Brampton’s Collegeside child care is one of the few licensed programs in the Toronto area that offers nighttime care.
The program, which operates from 7 a.m. until 11:30 p.m., was opened by Peel Region near the Bramalea City Centre about 16 years ago to serve area shift workers.
Family Day Care Services, one of the largest non-profit child-care operators in the GTA with about 200 licensed homes, 58 centres and seven EarlyON parenting centres, took over the program in 2014, when Peel stopped operating child-care centres. Family Day moved the program to the Collegeside site at Sheridan College where it provides infant, toddler and preschool care for 55 children during the day and is licensed to provide mixed-age care for 15 toddlers, preschoolers and school-aged kids at night.
The centre’s extended-day and night-care programs allow parents to use the service for up to 11 hours a day. It costs $45.35 a day for a pre-schooler, almost $2-a-day higher than the centre’s regular-hours rate. However, most parents who use the more costly service receive a subsidy.
“This program has been such a relief for our family,” says Keren Argueta, 28, who works as an early childhood educator at a local EarlyON parenting centre and is studying to become an elementary school teacher.
Her son Levi, 9, has been in the program for about three years “and loves it,” she says.
“I am often working until 6 p.m. or in the evening running parenting classes.
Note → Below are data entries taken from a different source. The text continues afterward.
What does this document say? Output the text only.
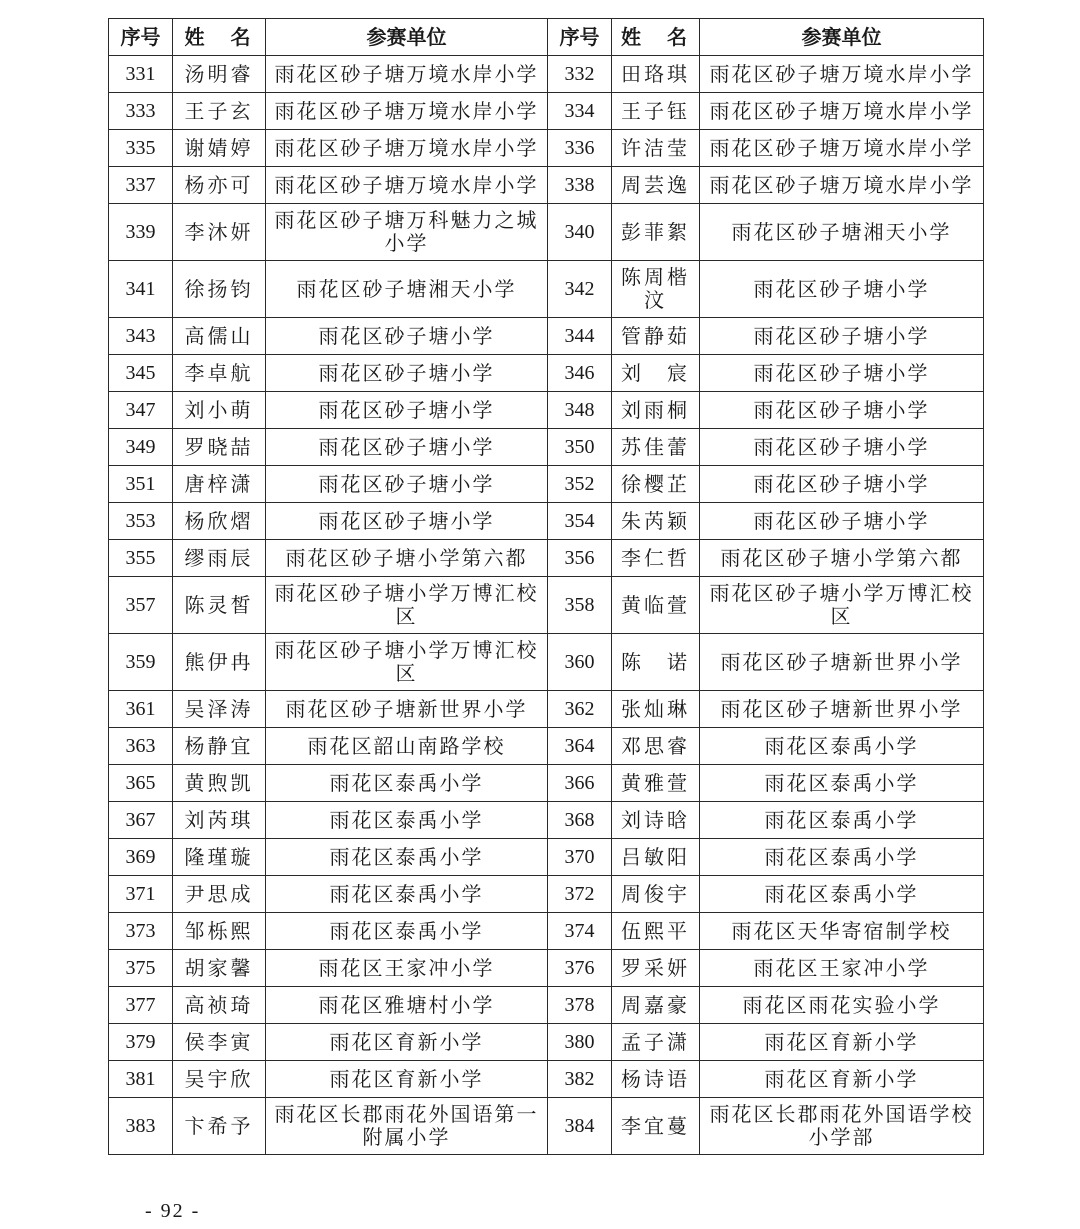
序号	姓　名	参赛单位	序号	姓　名	参赛单位
331	汤明睿	雨花区砂子塘万境水岸小学	332	田珞琪	雨花区砂子塘万境水岸小学
333	王子玄	雨花区砂子塘万境水岸小学	334	王子钰	雨花区砂子塘万境水岸小学
335	谢婧婷	雨花区砂子塘万境水岸小学	336	许洁莹	雨花区砂子塘万境水岸小学
337	杨亦可	雨花区砂子塘万境水岸小学	338	周芸逸	雨花区砂子塘万境水岸小学
339	李沐妍	雨花区砂子塘万科魅力之城小学	340	彭菲絮	雨花区砂子塘湘天小学
341	徐扬钧	雨花区砂子塘湘天小学	342	陈周楷汶	雨花区砂子塘小学
343	高儒山	雨花区砂子塘小学	344	管静茹	雨花区砂子塘小学
345	李卓航	雨花区砂子塘小学	346	刘　宸	雨花区砂子塘小学
347	刘小萌	雨花区砂子塘小学	348	刘雨桐	雨花区砂子塘小学
349	罗晓喆	雨花区砂子塘小学	350	苏佳蕾	雨花区砂子塘小学
351	唐梓潇	雨花区砂子塘小学	352	徐樱芷	雨花区砂子塘小学
353	杨欣熠	雨花区砂子塘小学	354	朱芮颖	雨花区砂子塘小学
355	缪雨辰	雨花区砂子塘小学第六都	356	李仁哲	雨花区砂子塘小学第六都
357	陈灵皙	雨花区砂子塘小学万博汇校区	358	黄临萱	雨花区砂子塘小学万博汇校区
359	熊伊冉	雨花区砂子塘小学万博汇校区	360	陈　诺	雨花区砂子塘新世界小学
361	吴泽涛	雨花区砂子塘新世界小学	362	张灿琳	雨花区砂子塘新世界小学
363	杨静宜	雨花区韶山南路学校	364	邓思睿	雨花区泰禹小学
365	黄煦凯	雨花区泰禹小学	366	黄雅萱	雨花区泰禹小学
367	刘芮琪	雨花区泰禹小学	368	刘诗晗	雨花区泰禹小学
369	隆瑾璇	雨花区泰禹小学	370	吕敏阳	雨花区泰禹小学
371	尹思成	雨花区泰禹小学	372	周俊宇	雨花区泰禹小学
373	邹栎熙	雨花区泰禹小学	374	伍熙平	雨花区天华寄宿制学校
375	胡家馨	雨花区王家冲小学	376	罗采妍	雨花区王家冲小学
377	高祯琦	雨花区雅塘村小学	378	周嘉豪	雨花区雨花实验小学
379	侯李寅	雨花区育新小学	380	孟子潇	雨花区育新小学
381	吴宇欣	雨花区育新小学	382	杨诗语	雨花区育新小学
383	卞希予	雨花区长郡雨花外国语第一附属小学	384	李宜蔓	雨花区长郡雨花外国语学校小学部
- 92 -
So it was always a scramble trying to arrange for family members to pick him up from daycare before I found this program,” she says.
“I loved having my family care for him in the evening, but the consistency and the activities, and warm friendships he has formed with the staff and other children has really helped him thrive,” Argueta says.
Retail worker Pamela Jarrett says “there’s no way I’d be able to work” without access to night care at Collegeside, where her daughter Ava, 8, is dropped off after school, enjoys free time, homework help and dinner during the week.
Jarrett, who works from 12:30 p.m. to 8 p.m., says knowing Ava is fed and ready for bed when she picks her up at the end of her work day, makes all the difference.
“This is huge for us. Very accessible,” Jarrett says, cradling her own takeout dinner as she drives off into the evening with Ava.